Mereka hanya mengitari, seolah menunggu sesuatu darinya.
Kiwang mengulurkan tangan, perlahan. Cahaya merah bergoyang pelan, tapi tak mendekat. Saat jarinya hampir menyentuh, warna itu bergetar… lalu menghilang. Begitu juga yang lain. Satu per satu warna-warna itu memudar, hingga yang tersisa hanyalah satu: pelangi.
Bukan campuran sembilan warna, tapi cahaya murni yang berisi semuanya. Terlalu aneh untuk dijelaskan, terlalu damai untuk ditakuti. Cahaya itu melayang pelan, lalu... menyatu masuk ke dalam dadanya.
Tubuh Kiwang terhuyung. Napasnya tercekat.
Dada kirinya membakar. Bukan seperti terbakar api, tapi seperti sesuatu yang terkunci dalam dirinya sedang berusaha keluar. Sekilas, ia melihat bayangan lingkaran rune berputar dengan sembilan ruas, masing-masing menyala samar. Lalu lenyap, seperti mimpi yang buyar saat terbangun.

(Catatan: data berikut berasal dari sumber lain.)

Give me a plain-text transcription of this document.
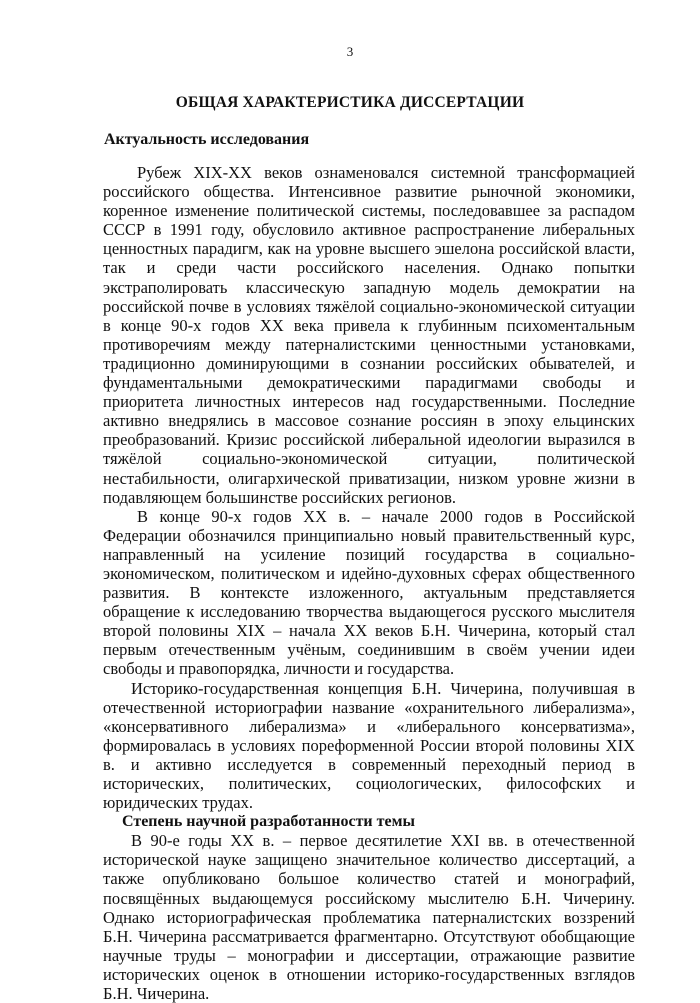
3
ОБЩАЯ ХАРАКТЕРИСТИКА ДИССЕРТАЦИИ
Актуальность исследования

Рубеж XIX-XX веков ознаменовался системной трансформацией российского общества. Интенсивное развитие рыночной экономики, коренное изменение политической системы, последовавшее за распадом СССР в 1991 году, обусловило активное распространение либеральных ценностных парадигм, как на уровне высшего эшелона российской власти, так и среди части российского населения. Однако попытки экстраполировать классическую западную модель демократии на российской почве в условиях тяжёлой социально-экономической ситуации в конце 90-х годов XX века привела к глубинным психоментальным противоречиям между патерналистскими ценностными установками, традиционно доминирующими в сознании российских обывателей, и фундаментальными демократическими парадигмами свободы и приоритета личностных интересов над государственными. Последние активно внедрялись в массовое сознание россиян в эпоху ельцинских преобразований. Кризис российской либеральной идеологии выразился в тяжёлой социально-экономической ситуации, политической нестабильности, олигархической приватизации, низком уровне жизни в подавляющем большинстве российских регионов.

В конце 90-х годов XX в. – начале 2000 годов в Российской Федерации обозначился принципиально новый правительственный курс, направленный на усиление позиций государства в социально-экономическом, политическом и идейно-духовных сферах общественного развития. В контексте изложенного, актуальным представляется обращение к исследованию творчества выдающегося русского мыслителя второй половины XIX – начала XX веков Б.Н. Чичерина, который стал первым отечественным учёным, соединившим в своём учении идеи свободы и правопорядка, личности и государства.

Историко-государственная концепция Б.Н. Чичерина, получившая в отечественной историографии название «охранительного либерализма», «консервативного либерализма» и «либерального консерватизма», формировалась в условиях пореформенной России второй половины XIX в. и активно исследуется в современный переходный период в исторических, политических, социологических, философских и юридических трудах.

Степень научной разработанности темы

В 90-е годы XX в. – первое десятилетие XXI вв. в отечественной исторической науке защищено значительное количество диссертаций, а также опубликовано большое количество статей и монографий, посвящённых выдающемуся российскому мыслителю Б.Н. Чичерину. Однако историографическая проблематика патерналистских воззрений Б.Н. Чичерина рассматривается фрагментарно. Отсутствуют обобщающие научные труды – монографии и диссертации, отражающие развитие исторических оценок в отношении историко-государственных взглядов Б.Н. Чичерина.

"Apa… itu?" bisiknya sendiri.
Ia jatuh berlutut, tubuh gemetar. Tiba-tiba, suara terdengar di dalam kepalanya—datar, dingin, dan asing.
Suara mekanis. Seperti bisikan mesin dari kedalaman pikirannya sendiri.
> [Sistem Rune diaktifkan…]
Deteksi afinitas: Tidak diketahui.
Status: Terikat pada entitas abnormal.
Penyesuaian awal dimulai…]
Kiwang terdiam. Jantungnya berdegup kencang.
"Siapa kau?" bisiknya ke langit.
> [Proses penyelarasan rune dalam progres… 4%]
Sakit itu meningkat. Simbol samar muncul di lengannya—lingkaran dengan sembilan warna kecil berputar pelan, lalu terserap masuk ke kulitnya. Meninggalkan bekas samar seperti luka bakar… tapi berwarna.
---
Pagi menjelang. Langit pucat menaungi atap-atap rumbia Desa Saraya. Kiwang terbangun di atas jerami tipis di pojok rumah. Tubuhnya masih hangat, dada kirinya terasa berat. Tapi simbol itu menghilang—tak terlihat apa pun di kulitnya. Hanya rasa… ada sesuatu yang kini menempel dalam jiwanya.
Dari dapur, aroma bubur ubi menyambutnya, tapi hambar. Ibunya duduk diam di dekat tungku, menatap api tanpa semangat.
“Sudah bangun?” tanyanya datar, tanpa menoleh.
Kiwang berdiri pelan, lalu duduk di sampingnya. Tangannya menggosok bagian dada yang tadi malam bersinar.
“Aku... tidak apa-apa,” ucapnya.
Ibunya terdiam. Kemudian menghela napas. “Tapi dunia tak melihatmu seperti itu, Ki.”
“Aku melihat sesuatu,” katanya tiba-tiba. “Warna-warna. Di langit. Mereka muncul, seperti… menari. Tapi bukan mimpi. Rasanya nyata.”
Ibunya menoleh, mata tuanya bergetar. Ada keraguan, ada kelelahan.
“Kamu bicara seperti ayahmu. Dulu, sebelum dia—” suaranya tertahan. Ia menghela napas lagi. “Kalau itu benar, maka sembunyikan. Dunia tidak baik pada yang berbeda.”
Kiwang menunduk. Ia tahu maksud ibunya. Bertahan lebih penting dari menjelaskan sesuatu yang tidak akan dipercaya.
---
Di luar, suasana desa berubah. Anak-anak yang mendapat rune berjalan dengan bangga. Di lapangan dekat balai desa, mereka mulai berlatih pengendalian dasar bersama seorang pelatih dari utusan luar.
“Fokus! Rasakan getaran dalam tubuhmu!” seru sang pelatih.
Kiwang berdiri jauh di pinggiran, memperhatikan. Soka memanggil angin hingga membuat helai daun melayang. Damar menciptakan api sebesar kepalan tangan. Alya membentuk bola air kecil dan menahannya di udara.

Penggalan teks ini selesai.